Taking pollsters and politicians by surprise, the Conservative party defied predictions of a hung parliament and won a stunning majority in Britain, taking Prime Minister David Cameron back into 10 Downing Street for another term in office and ending a brief period of coalition politics.
Following the emphatic win that left his Labour opponents in tatters, Cameron met Queen Elizabeth at Buckingham Palace to accept a mandate to form the first majority Conservative government since John Major's surprise victory in 1992.
"This is the sweetest victory of all," Cameron told jubilant supporters at the party headquarters. "The real reason to celebrate tonight, the real reason to be proud, the real reason to be excited is we are going to get the opportunity to serve our country again."

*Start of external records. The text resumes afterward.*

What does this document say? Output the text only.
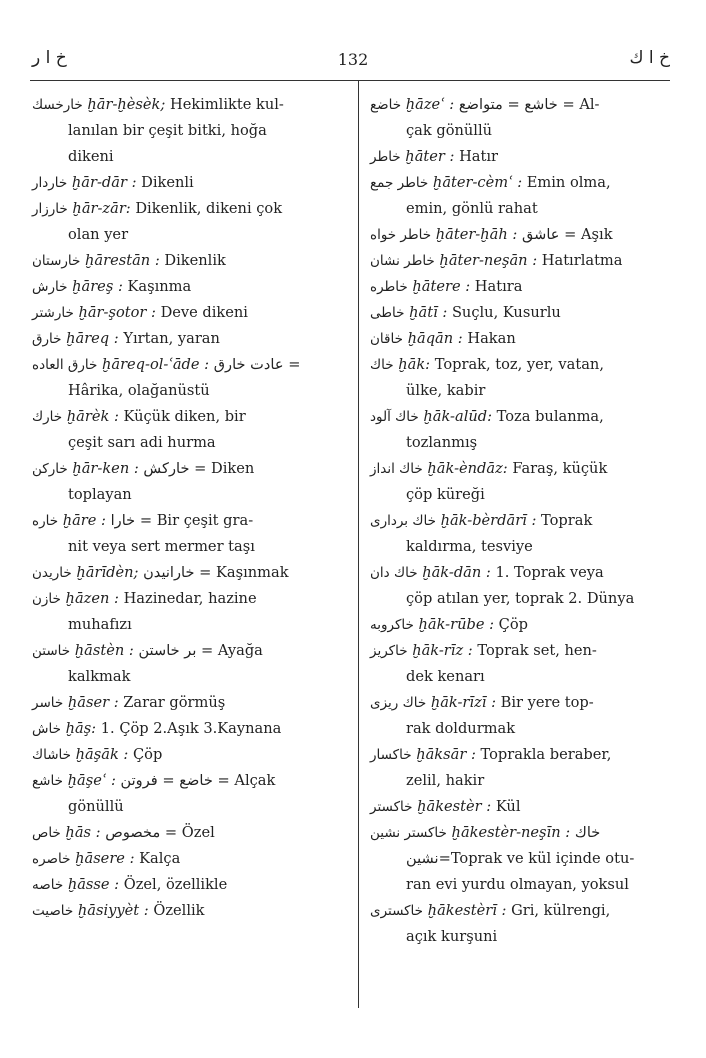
خ ا ر	132	خ ا ك

خارخسك ḫār-ḫèsèk; Hekimlikte kul-
lanılan bir çeşit bitki, hoğa
dikeni

خاردار ḫār-dār : Dikenli

خارزار ḫār-zār: Dikenlik, dikeni çok
olan yer

خارستان ḫārestān : Dikenlik

خارش ḫāreş : Kaşınma

خارشتر ḫār-şotor : Deve dikeni

خارق ḫāreq : Yırtan, yaran

خارق العاده ḫāreq-ol-ʿāde : عادت خارق =
Hârika, olağanüstü

خارك ḫārèk : Küçük diken, bir
çeşit sarı adi hurma

خاركن ḫār-ken : خاركش = Diken
toplayan

خاره ḫāre : خارا = Bir çeşit gra-
nit veya sert mermer taşı

خاريدن ḫārīdèn; خارانيدن = Kaşınmak

خازن ḫāzen : Hazinedar, hazine
muhafızı

خاستن ḫāstèn : بر خاستن = Ayağa
kalkmak

خاسر ḫāser : Zarar görmüş

خاش ḫāş: 1. Çöp 2.Aşık 3.Kaynana

خاشاك ḫāşāk : Çöp

خاشع ḫāşeʿ : خاضع = فروتن = Alçak
gönüllü

خاص ḫās : مخصوص = Özel

خاصره ḫāsere : Kalça

خاصه ḫāsse : Özel, özellikle

خاصيت ḫāsiyyèt : Özellik

خاضع ḫāzeʿ : خاشع = متواضع = Al-
çak gönüllü

خاطر ḫāter : Hatır

خاطر جمع ḫāter-cèmʿ : Emin olma,
emin, gönlü rahat

خاطر خواه ḫāter-ḫāh : عاشق = Aşık

خاطر نشان ḫāter-neşān : Hatırlatma

خاطره ḫātere : Hatıra

خاطى ḫātī : Suçlu, Kusurlu

خاقان ḫāqān : Hakan

خاك ḫāk: Toprak, toz, yer, vatan,
ülke, kabir

خاك آلود ḫāk-alūd: Toza bulanma,
tozlanmış

خاك انداز ḫāk-èndāz: Faraş, küçük
çöp küreği

خاك بردارى ḫāk-bèrdārī : Toprak
kaldırma, tesviye

خاك دان ḫāk-dān : 1. Toprak veya
çöp atılan yer, toprak 2. Dünya

خاكروبه ḫāk-rūbe : Çöp

خاكريز ḫāk-rīz : Toprak set, hen-
dek kenarı

خاك ريزى ḫāk-rīzī : Bir yere top-
rak doldurmak

خاكسار ḫāksār : Toprakla beraber,
zelil, hakir

خاكستر ḫākestèr : Kül

خاكستر نشين ḫākestèr-neşīn : خاك
نشين=Toprak ve kül içinde otu-
ran evi yurdu olmayan, yoksul

خاكسترى ḫākestèrī : Gri, külrengi,
açık kurşuni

As the final results came in, the Conservatives won 331 seats in the 650-member house, and the main opposition Labour 232. The centre-left Liberal Democrats, who supported Cameron in government since 2010, were all but wiped out, reduced to eight seats from 57.

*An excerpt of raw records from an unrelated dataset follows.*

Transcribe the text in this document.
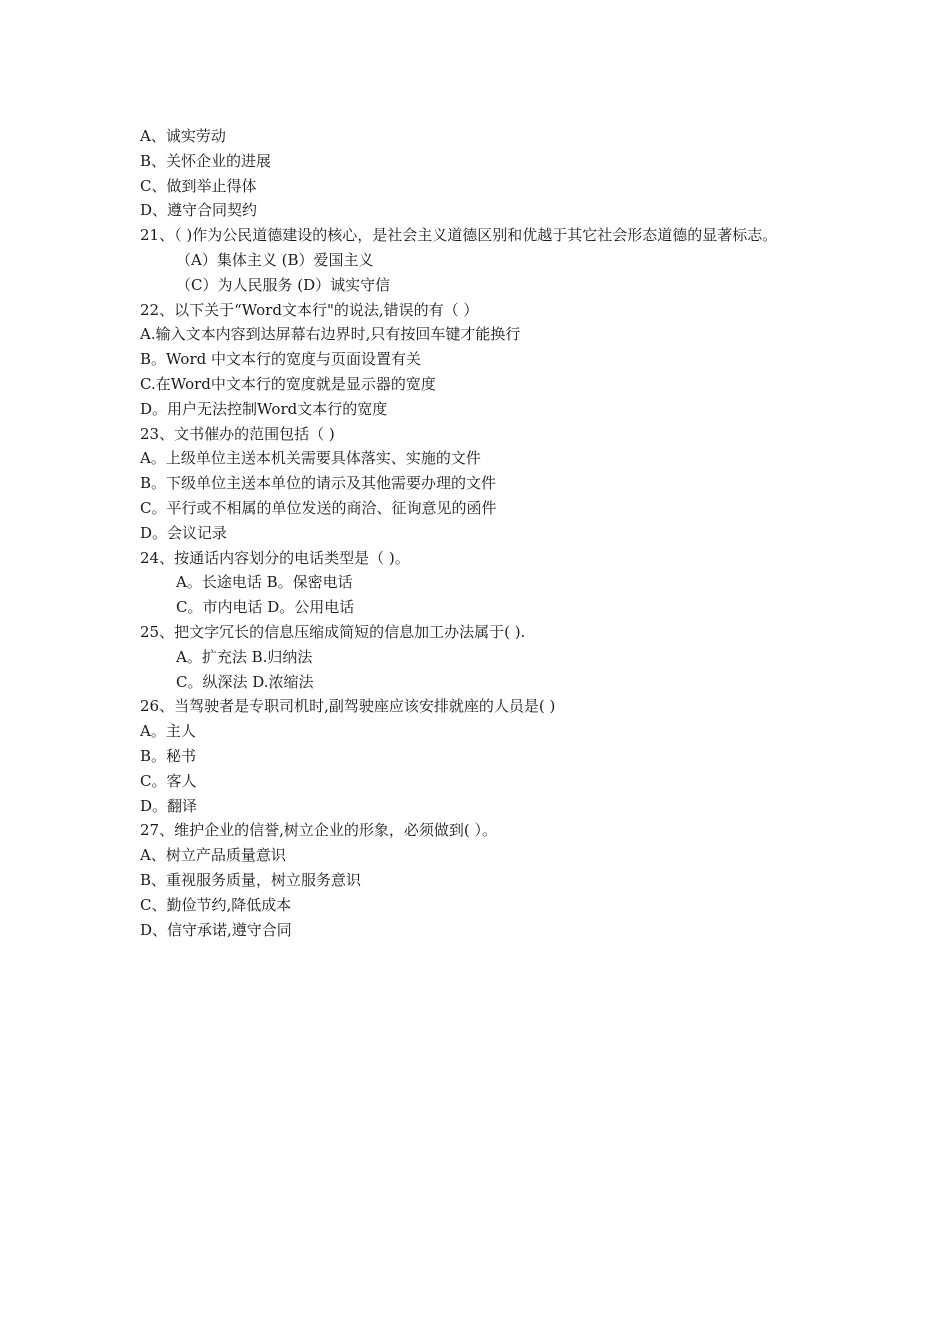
A、诚实劳动
B、关怀企业的进展
C、做到举止得体
D、遵守合同契约
21、（ )作为公民道德建设的核心，是社会主义道德区别和优越于其它社会形态道德的显著标志。
（A）集体主义 (B）爱国主义
（C）为人民服务 (D）诚实守信
22、以下关于“Word文本行"的说法,错误的有（ ）
A.输入文本内容到达屏幕右边界时,只有按回车键才能换行
B。Word 中文本行的宽度与页面设置有关
C.在Word中文本行的宽度就是显示器的宽度
D。用户无法控制Word文本行的宽度
23、文书催办的范围包括（ )
A。上级单位主送本机关需要具体落实、实施的文件
B。下级单位主送本单位的请示及其他需要办理的文件
C。平行或不相属的单位发送的商洽、征询意见的函件
D。会议记录
24、按通话内容划分的电话类型是（ )。
A。长途电话 B。保密电话
C。市内电话 D。公用电话
25、把文字冗长的信息压缩成简短的信息加工办法属于( ).
A。扩充法 B.归纳法
C。纵深法 D.浓缩法
26、当驾驶者是专职司机时,副驾驶座应该安排就座的人员是( )
A。主人
B。秘书
C。客人
D。翻译
27、维护企业的信誉,树立企业的形象，必须做到( ）。
A、树立产品质量意识
B、重视服务质量，树立服务意识
C、勤俭节约,降低成本
D、信守承诺,遵守合同
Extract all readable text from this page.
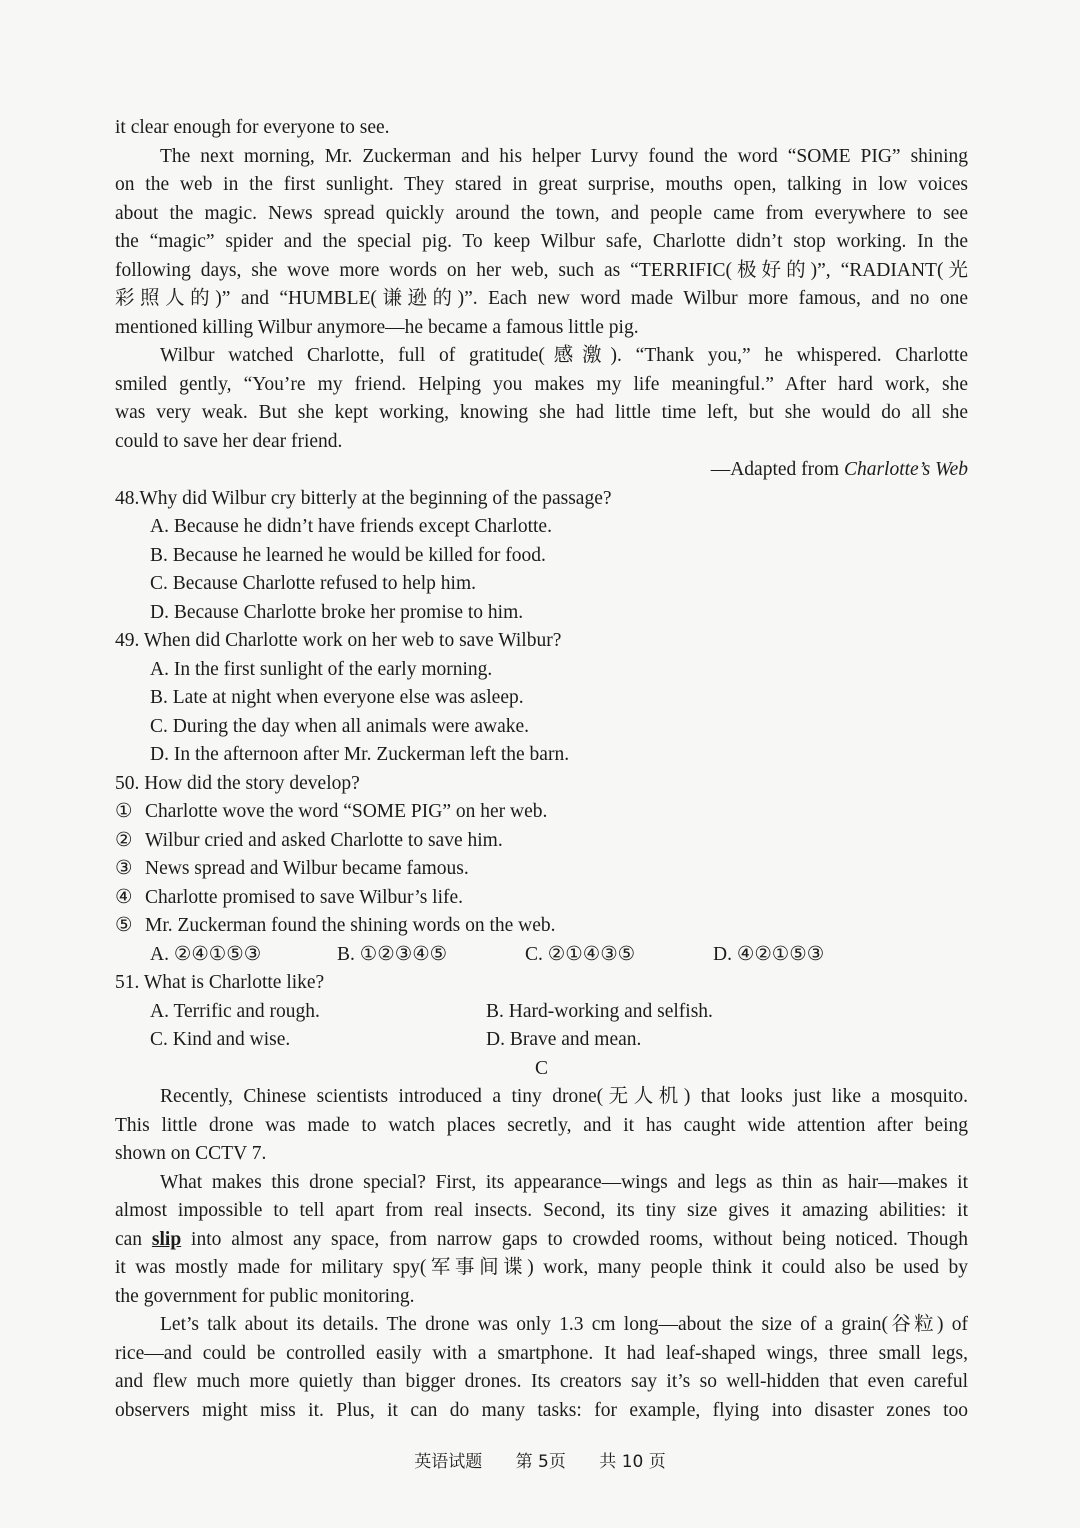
it clear enough for everyone to see.
The next morning, Mr. Zuckerman and his helper Lurvy found the word “SOME PIG” shining
on the web in the first sunlight. They stared in great surprise, mouths open, talking in low voices
about the magic. News spread quickly around the town, and people came from everywhere to see
the “magic” spider and the special pig. To keep Wilbur safe, Charlotte didn’t stop working. In the
following days, she wove more words on her web, such as “TERRIFIC(极好的)”, “RADIANT(光
彩照人的)” and “HUMBLE(谦逊的)”. Each new word made Wilbur more famous, and no one
mentioned killing Wilbur anymore—he became a famous little pig.
Wilbur watched Charlotte, full of gratitude(感激). “Thank you,” he whispered. Charlotte
smiled gently, “You’re my friend. Helping you makes my life meaningful.” After hard work, she
was very weak. But she kept working, knowing she had little time left, but she would do all she
could to save her dear friend.
—Adapted from Charlotte’s Web
48.Why did Wilbur cry bitterly at the beginning of the passage?
A. Because he didn’t have friends except Charlotte.
B. Because he learned he would be killed for food.
C. Because Charlotte refused to help him.
D. Because Charlotte broke her promise to him.
49. When did Charlotte work on her web to save Wilbur?
A. In the first sunlight of the early morning.
B. Late at night when everyone else was asleep.
C. During the day when all animals were awake.
D. In the afternoon after Mr. Zuckerman left the barn.
50. How did the story develop?
① Charlotte wove the word “SOME PIG” on her web.
② Wilbur cried and asked Charlotte to save him.
③ News spread and Wilbur became famous.
④ Charlotte promised to save Wilbur’s life.
⑤ Mr. Zuckerman found the shining words on the web.
A. ②④①⑤③	B. ①②③④⑤	C. ②①④③⑤	D. ④②①⑤③
51. What is Charlotte like?
A. Terrific and rough.	B. Hard-working and selfish.
C. Kind and wise.	D. Brave and mean.
C
Recently, Chinese scientists introduced a tiny drone(无人机) that looks just like a mosquito.
This little drone was made to watch places secretly, and it has caught wide attention after being
shown on CCTV 7.
What makes this drone special? First, its appearance—wings and legs as thin as hair—makes it
almost impossible to tell apart from real insects. Second, its tiny size gives it amazing abilities: it
can slip into almost any space, from narrow gaps to crowded rooms, without being noticed. Though
it was mostly made for military spy(军事间谍) work, many people think it could also be used by
the government for public monitoring.
Let’s talk about its details. The drone was only 1.3 cm long—about the size of a grain(谷粒) of
rice—and could be controlled easily with a smartphone. It had leaf-shaped wings, three small legs,
and flew much more quietly than bigger drones. Its creators say it’s so well-hidden that even careful
observers might miss it. Plus, it can do many tasks: for example, flying into disaster zones too
英语试题 第 5页 共 10 页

The face of British politics was altered as the Scottish National Party (SNP) won 56 of 59 seats in Scotland, mostly at the cost of Labour in what was called a ‘siesmic’ shift, finishing as the third largest party in the House of Commons.
Addressing media after visiting Queen Elizabeth to start the process of forming a new government, David Cameron said he would press ahead with a planned referendum on the country's membership of the European Union and he promised Scotland the most devolution "anywhere in the world" after his resounding election victory.
"Yes, we will deliver that in-out referendum on our future in Europe," Cameron said as he addressed the media after visiting Queen Elizabeth to start the process of forming a new government.
Cameron said he would move ahead as fast as possible with a plan to give more powers to Scotland, which voted overwhelmingly for the pro-independence Scottish National Party.
"In Scotland, our plans are to create the strongest devolved government anywhere in the world with important powers over taxation, and no constitutional settlement will be complete if it did not offer also fairness to England," he said.
Video:Surprise in UK polls
The tremors caused by the election forced the leaders of three parties – Labour’s Ed Miliband, Nick Clegg of the Liberal Democrats and Nigel Farage of the UK Independence Party – to resign.
Miliband, an Oxford-educated son of a Marxist intellectual, never quite connected with working-class voters or cast off Labour's reputation for profligacy. He ran a campaign widely seen as better than expected, but was always far behind Cameron in polls asking voters who they saw as a more credible leader.
"I am truly sorry that I did not succeed. I have done my best for five years," said Labour’s prime ministerial candidate Miliband. "The responsibility for the result is mine alone. It is time for someone else to take forward the interests of this party."
Congratulating Cameron on the win, Prime Minister Narendra Modi recalled the former’s words during campaigning: ‘Phir ek baar, Cameron sarkar’.